I'm glad to see that the port there will be used for something now that the mine is gone. Construction is due to start in 2010 and finish in 2015. Of course, this is government we're talking about here but at this announcement is at least a step in the right direction. It's high time Ottawa starting doing more to promote its northern presence. I recall seeing poll after poll growing up which asked Canadians what cuts should be made in order to pay for all the other government largess. Time and again, cutting military spending came up. I guess now we bear the fruit of enlightened Liberal Party "intelligence". Canada is so far behind nations like Russia, the U.S. and Sweden when it comes to being able to operate in arctic climes. Finally, Ottawa, and much of Canada, has woken up.

Construction Boom

A short spurt of construction has been underway with the short arctic summer season. Building supplies arrived on last year's barge for some badly-needed new units.

Here are the piles (stilts) on which a new housing unit will sit. The piles help support the weight of the structure in this land of permafrost. If memory serves me, the units that will go here won't be built until next summer.

A new 6-plex taking shape on the road behind my unit. I'm not sure why its red. It sure does stand out against all the surrounding blue houses.

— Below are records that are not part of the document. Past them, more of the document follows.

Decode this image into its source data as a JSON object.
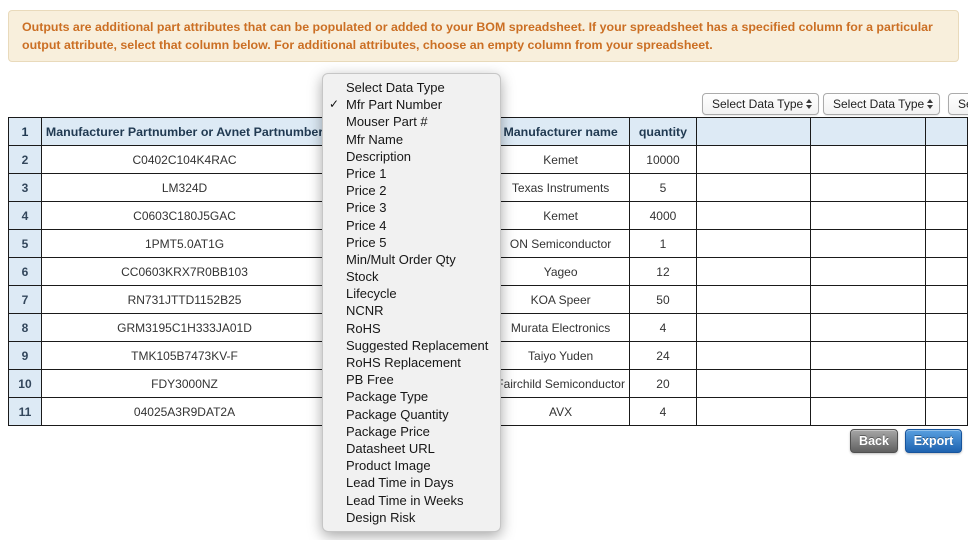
{
  "banner": {
    "text": "Outputs are additional part attributes that can be populated or added to your BOM spreadsheet. If your spreadsheet has a specified column for a particular output attribute, select that column below. For additional attributes, choose an empty column from your spreadsheet."
  },
  "column_selectors": {
    "label": "Select Data Type"
  },
  "dropdown_menu": {
    "checked_item": "Mfr Part Number",
    "items": [
      "Select Data Type",
      "Mfr Part Number",
      "Mouser Part #",
      "Mfr Name",
      "Description",
      "Price 1",
      "Price 2",
      "Price 3",
      "Price 4",
      "Price 5",
      "Min/Mult Order Qty",
      "Stock",
      "Lifecycle",
      "NCNR",
      "RoHS",
      "Suggested Replacement",
      "RoHS Replacement",
      "PB Free",
      "Package Type",
      "Package Quantity",
      "Package Price",
      "Datasheet URL",
      "Product Image",
      "Lead Time in Days",
      "Lead Time in Weeks",
      "Design Risk"
    ]
  },
  "table": {
    "header": {
      "row_number": "1",
      "part_column": "Manufacturer Partnumber or Avnet Partnumber",
      "manufacturer_column": "Manufacturer name",
      "quantity_column": "quantity"
    },
    "rows": [
      {
        "num": "2",
        "part": "C0402C104K4RAC",
        "manufacturer": "Kemet",
        "quantity": "10000"
      },
      {
        "num": "3",
        "part": "LM324D",
        "manufacturer": "Texas Instruments",
        "quantity": "5"
      },
      {
        "num": "4",
        "part": "C0603C180J5GAC",
        "manufacturer": "Kemet",
        "quantity": "4000"
      },
      {
        "num": "5",
        "part": "1PMT5.0AT1G",
        "manufacturer": "ON Semiconductor",
        "quantity": "1"
      },
      {
        "num": "6",
        "part": "CC0603KRX7R0BB103",
        "manufacturer": "Yageo",
        "quantity": "12"
      },
      {
        "num": "7",
        "part": "RN731JTTD1152B25",
        "manufacturer": "KOA Speer",
        "quantity": "50"
      },
      {
        "num": "8",
        "part": "GRM3195C1H333JA01D",
        "manufacturer": "Murata Electronics",
        "quantity": "4"
      },
      {
        "num": "9",
        "part": "TMK105B7473KV-F",
        "manufacturer": "Taiyo Yuden",
        "quantity": "24"
      },
      {
        "num": "10",
        "part": "FDY3000NZ",
        "manufacturer": "Fairchild Semiconductor",
        "quantity": "20"
      },
      {
        "num": "11",
        "part": "04025A3R9DAT2A",
        "manufacturer": "AVX",
        "quantity": "4"
      }
    ]
  },
  "buttons": {
    "back": "Back",
    "export": "Export"
  },
  "colors": {
    "banner_bg": "#f8efdc",
    "banner_text": "#cb6f24",
    "table_header_bg": "#ddeaf5",
    "export_blue": "#1e63b0",
    "back_gray": "#707070"
  }
}
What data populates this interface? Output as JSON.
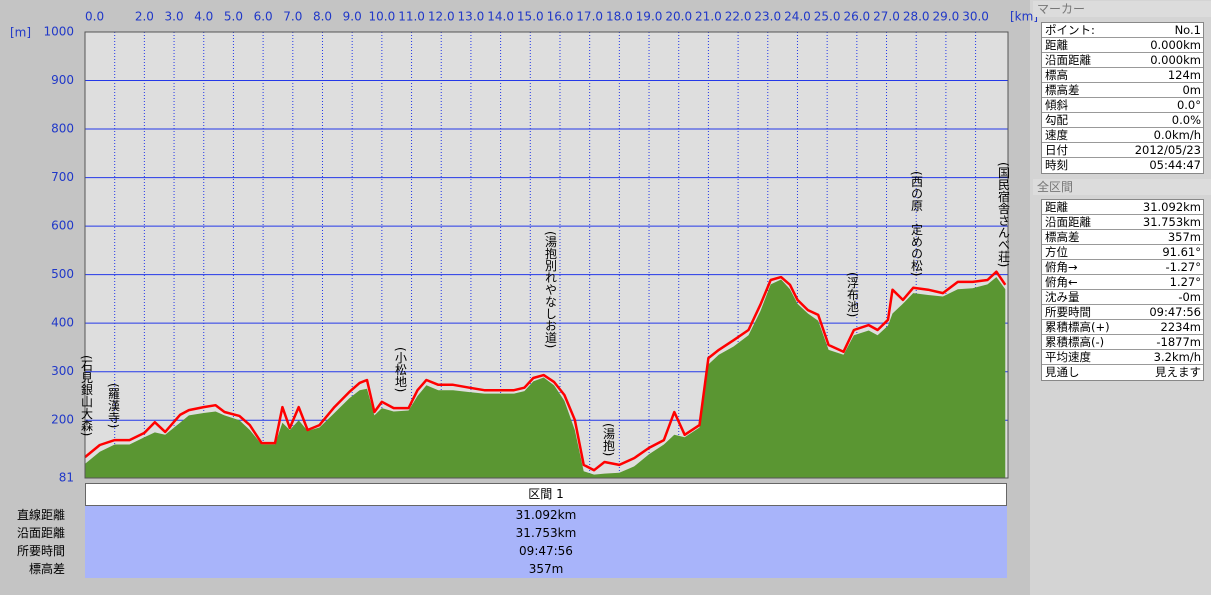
{
  "chart_data": {
    "type": "area",
    "x_unit": "[km]",
    "y_unit": "[m]",
    "x": [
      0,
      0.5,
      1.0,
      1.5,
      2.0,
      2.35,
      2.7,
      3.2,
      3.5,
      4.0,
      4.4,
      4.7,
      5.2,
      5.55,
      5.95,
      6.4,
      6.65,
      6.9,
      7.2,
      7.5,
      7.9,
      8.4,
      8.9,
      9.25,
      9.5,
      9.75,
      10.0,
      10.4,
      10.9,
      11.2,
      11.5,
      11.9,
      12.4,
      12.95,
      13.45,
      13.95,
      14.45,
      14.8,
      15.1,
      15.45,
      15.8,
      16.15,
      16.5,
      16.8,
      17.15,
      17.5,
      18.0,
      18.5,
      19.0,
      19.5,
      19.85,
      20.2,
      20.7,
      21.0,
      21.35,
      21.85,
      22.35,
      22.75,
      23.1,
      23.45,
      23.75,
      24.0,
      24.35,
      24.7,
      25.05,
      25.55,
      25.9,
      26.4,
      26.7,
      27.05,
      27.2,
      27.55,
      27.9,
      28.4,
      28.9,
      29.4,
      29.9,
      30.4,
      30.7,
      31.0
    ],
    "xlim": [
      0,
      31.092
    ],
    "xticks": [
      {
        "value": 0,
        "label": "0.0"
      },
      {
        "value": 1,
        "label": null
      },
      {
        "value": 2,
        "label": "2.0"
      },
      {
        "value": 3,
        "label": "3.0"
      },
      {
        "value": 4,
        "label": "4.0"
      },
      {
        "value": 5,
        "label": "5.0"
      },
      {
        "value": 6,
        "label": "6.0"
      },
      {
        "value": 7,
        "label": "7.0"
      },
      {
        "value": 8,
        "label": "8.0"
      },
      {
        "value": 9,
        "label": "9.0"
      },
      {
        "value": 10,
        "label": "10.0"
      },
      {
        "value": 11,
        "label": "11.0"
      },
      {
        "value": 12,
        "label": "12.0"
      },
      {
        "value": 13,
        "label": "13.0"
      },
      {
        "value": 14,
        "label": "14.0"
      },
      {
        "value": 15,
        "label": "15.0"
      },
      {
        "value": 16,
        "label": "16.0"
      },
      {
        "value": 17,
        "label": "17.0"
      },
      {
        "value": 18,
        "label": "18.0"
      },
      {
        "value": 19,
        "label": "19.0"
      },
      {
        "value": 20,
        "label": "20.0"
      },
      {
        "value": 21,
        "label": "21.0"
      },
      {
        "value": 22,
        "label": "22.0"
      },
      {
        "value": 23,
        "label": "23.0"
      },
      {
        "value": 24,
        "label": "24.0"
      },
      {
        "value": 25,
        "label": "25.0"
      },
      {
        "value": 26,
        "label": "26.0"
      },
      {
        "value": 27,
        "label": "27.0"
      },
      {
        "value": 28,
        "label": "28.0"
      },
      {
        "value": 29,
        "label": "29.0"
      },
      {
        "value": 30,
        "label": "30.0"
      }
    ],
    "ylim": [
      81,
      1000
    ],
    "yticks": [
      81,
      200,
      300,
      400,
      500,
      600,
      700,
      800,
      900,
      1000
    ],
    "grid": true,
    "series": [
      {
        "color": "#5a9632",
        "fill": true,
        "values": [
          110,
          135,
          150,
          150,
          165,
          175,
          170,
          195,
          210,
          215,
          218,
          210,
          200,
          180,
          150,
          150,
          195,
          180,
          200,
          178,
          185,
          215,
          245,
          262,
          265,
          210,
          225,
          218,
          220,
          250,
          272,
          262,
          262,
          258,
          255,
          255,
          255,
          260,
          280,
          288,
          272,
          240,
          180,
          95,
          88,
          90,
          92,
          105,
          130,
          150,
          170,
          165,
          185,
          315,
          335,
          352,
          375,
          425,
          480,
          490,
          470,
          440,
          420,
          405,
          345,
          335,
          375,
          385,
          375,
          395,
          420,
          440,
          462,
          458,
          455,
          470,
          472,
          480,
          495,
          470
        ]
      },
      {
        "color": "#ff0000",
        "fill": false,
        "values": [
          124,
          149,
          159,
          159,
          174,
          196,
          176,
          211,
          221,
          227,
          231,
          217,
          209,
          190,
          153,
          153,
          227,
          184,
          227,
          180,
          190,
          227,
          258,
          277,
          283,
          217,
          238,
          225,
          225,
          262,
          283,
          273,
          273,
          267,
          262,
          262,
          262,
          267,
          287,
          293,
          279,
          252,
          201,
          108,
          97,
          114,
          108,
          122,
          143,
          159,
          217,
          170,
          190,
          328,
          345,
          365,
          386,
          438,
          489,
          495,
          479,
          448,
          427,
          417,
          355,
          341,
          386,
          396,
          386,
          407,
          469,
          448,
          473,
          469,
          462,
          485,
          485,
          489,
          506,
          479
        ]
      }
    ],
    "annotations": [
      "(石見銀山大森)",
      "(羅漢寺)",
      "(小松地)",
      "(湯抱別れやなしお道)",
      "(湯抱)",
      "(浮布池)",
      "(西の原　定めの松)",
      "(国民宿舎さんべ荘)"
    ]
  },
  "marker_panel": {
    "title": "マーカー",
    "rows": [
      [
        "ポイント:",
        "No.1"
      ],
      [
        "距離",
        "0.000km"
      ],
      [
        "沿面距離",
        "0.000km"
      ],
      [
        "標高",
        "124m"
      ],
      [
        "標高差",
        "0m"
      ],
      [
        "傾斜",
        "0.0°"
      ],
      [
        "勾配",
        "0.0%"
      ],
      [
        "速度",
        "0.0km/h"
      ],
      [
        "日付",
        "2012/05/23"
      ],
      [
        "時刻",
        "05:44:47"
      ]
    ]
  },
  "total_panel": {
    "title": "全区間",
    "rows": [
      [
        "距離",
        "31.092km"
      ],
      [
        "沿面距離",
        "31.753km"
      ],
      [
        "標高差",
        "357m"
      ],
      [
        "方位",
        "91.61°"
      ],
      [
        "俯角→",
        "-1.27°"
      ],
      [
        "俯角←",
        "1.27°"
      ],
      [
        "沈み量",
        "-0m"
      ],
      [
        "所要時間",
        "09:47:56"
      ],
      [
        "累積標高(+)",
        "2234m"
      ],
      [
        "累積標高(-)",
        "-1877m"
      ],
      [
        "平均速度",
        "3.2km/h"
      ],
      [
        "見通し",
        "見えます"
      ]
    ]
  },
  "section_table": {
    "header": "区間 1",
    "rows": [
      [
        "直線距離",
        "31.092km"
      ],
      [
        "沿面距離",
        "31.753km"
      ],
      [
        "所要時間",
        "09:47:56"
      ],
      [
        "標高差",
        "357m"
      ]
    ]
  }
}
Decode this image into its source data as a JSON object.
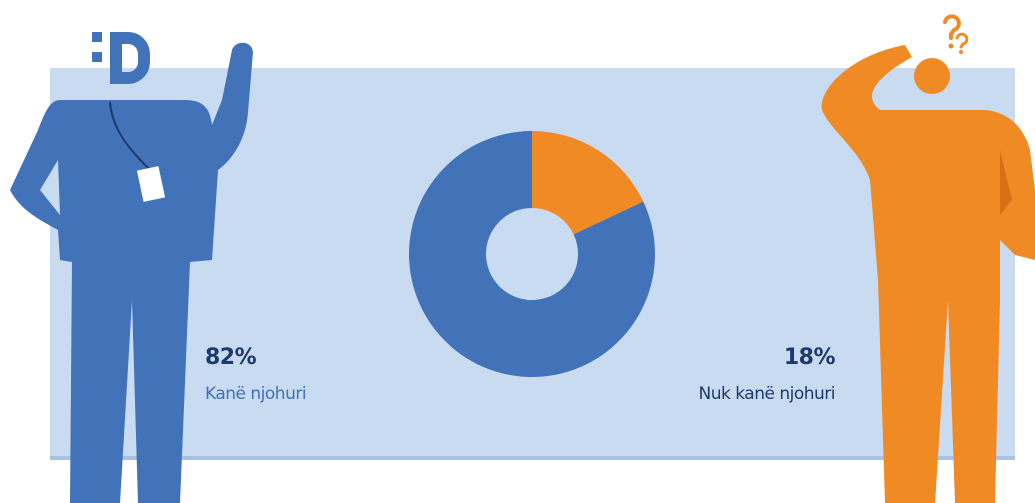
{
  "chart_data": {
    "type": "donut",
    "categories": [
      "Kanë njohuri",
      "Nuk kanë njohuri"
    ],
    "values": [
      82,
      18
    ],
    "value_labels": [
      "82%",
      "18%"
    ],
    "colors": [
      "#4273b9",
      "#f08a24"
    ]
  }
}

One step forward, one step back. This duplex burnt down shortly before I returned. It's down at the end of my street. Seeing it reminded of when the house next door to where I grew up in Campbellford burned to the ground. Fortunately, in this situation, no one was hurt.

Thursday, August 09, 2007

Back Home......eventually

After a small delay with my flight, I arrived back in Arctic Bay last night. I landed in Iqaluit Monday but was delayed a couple days due to back weather at Nanisivik. Yesterday was a loooooong day at the airport. A 2:30pm flight was continually pushed back throughout the course of the day because of "mechanical problems". Eventually after close to 9 hours of waiting in the terminal, the flight took off just before 8pm which meant I got in the door here just after 1am. I found myself thankful for the near 24-hour daylight and the bit of jet lag I still had from my Europe trip which nicely tricked my inner clock into believing it was early morning. A quick nap early this morning and I was peachy fine.

Next week is the first day back for staff so we expect many new faces. I decided to get back a few days early to beat the rush of new teachers and get myself organized for what will be a busy year I'm sure.

On another note, I managed to get all my Europe photos safely onto the old laptop without frying or melting it. If all goes according to plan (and if my flight back is any indication, who knows) I hope to get some pictures of my trip to the Czech Republic up and linked to my blog starting this weekend.

In the meantime, I can say it was a great adventure. Highlights included being able to see the 3 largest castles in the country, nabbing a pretty nice hotel for just over $26CDN for not one but two nights during my stay in one small Bohemian town and attending a performance of Mozart's opera Don Giovanni in the very theatre that saw its 1787 premiere. Oh yes......the food was pretty amazing too.

No matter how much apple strudel I ate (and it was quite a bit) I don't think I gained a single ounce during the entire trip.

Yeah, I know....taking pictures of food......but it's all part of my master plan to inveigle my parents into a trip to this fantastic little country.